11) A proactive program, similar in concept to FedEx's Enhanced Oversight Program, in which flight crewmembers who have demonstrated performance deficiencies or experienced training failures are identified and given additional oversight and training, would be beneficial to flight safety.
12) The nonrevenue FedEx pilot who opened the L1 emergency exit mistakenly pulled both the manual inflation and slide/raft disengage handles because he was not sufficiently familiar with their operation, thus separating the slide/raft from the L1 doorsill.
13) The guidance contained in the flight crew emergency training section of Federal Aviation Administration Order 8400.10 (Air Transportation Aviation Inspector's Handbook) is not adequate for principal operations inspectors to use in ensuring that emergency exit door/slide training for flight crewmembers is as comprehensive as that which cabin crewmembers receive and is as comprehensive as intended by the regulation.
14) FedEx's inadequate hands-on emergency procedures training and the differences between the trainer and the door/slide installation on the accident airplane contributed to the unintentional release of the slide/raft.
15) Most of the FedEx pilots on board the accident airplane showed poor judgment and exposed themselves to unnecessary risk when they delayed their evacuation from a burning airplane to salvage personal items.
16) The Rural/Metro Fire Department aircraft rescue and firefighting (ARFF) response vehicles were unnecessarily delayed in providing ARFF assistance because the Memphis air traffic control tower ground controller did not give them priority over other nonemergency airport traffic; under other circumstances, this could have adversely affected ARFF efforts.
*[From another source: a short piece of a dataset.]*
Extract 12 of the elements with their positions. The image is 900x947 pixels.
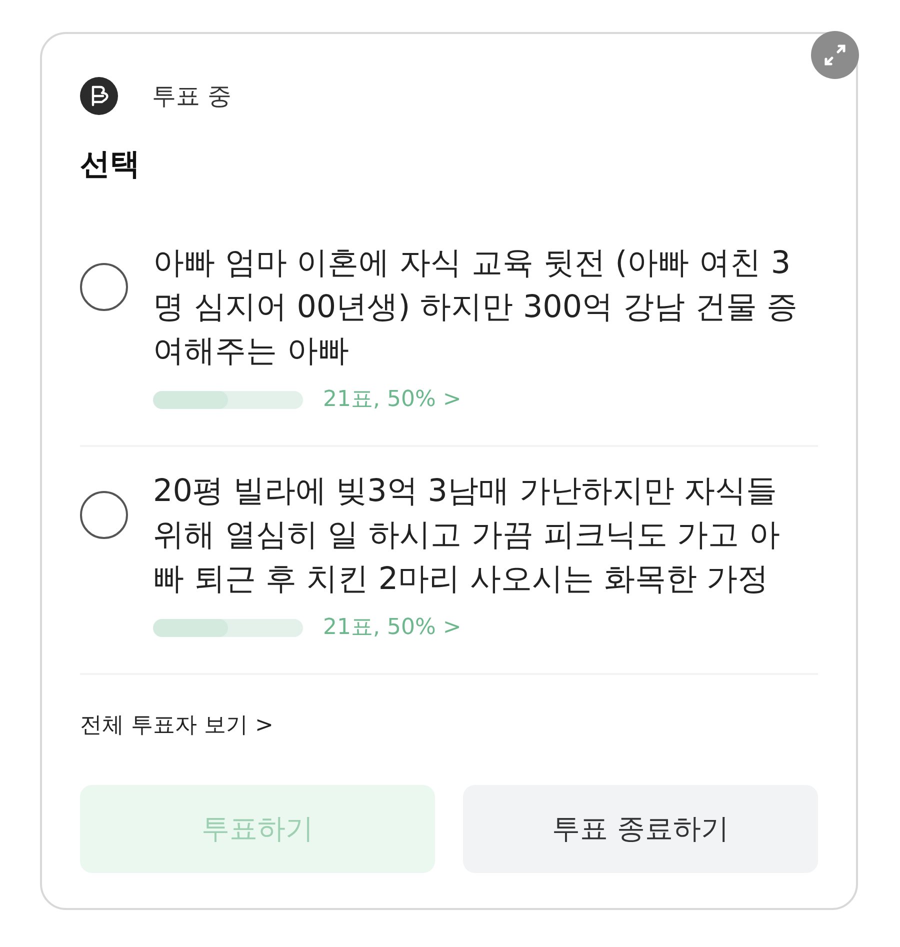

17) Air traffic control tower controllers should recognize the importance of relaying all available pertinent information, including airplane occupant information, to aircraft rescue and firefighting (ARFF) personnel to assist them in ARFF efforts and decision making.
18 ) The required recorded flight data recorder data on the MD-10 should meet the rate, range, and accuracy requirements specified in 14 Code of Federal Regulations Section 121.344, Appendix M.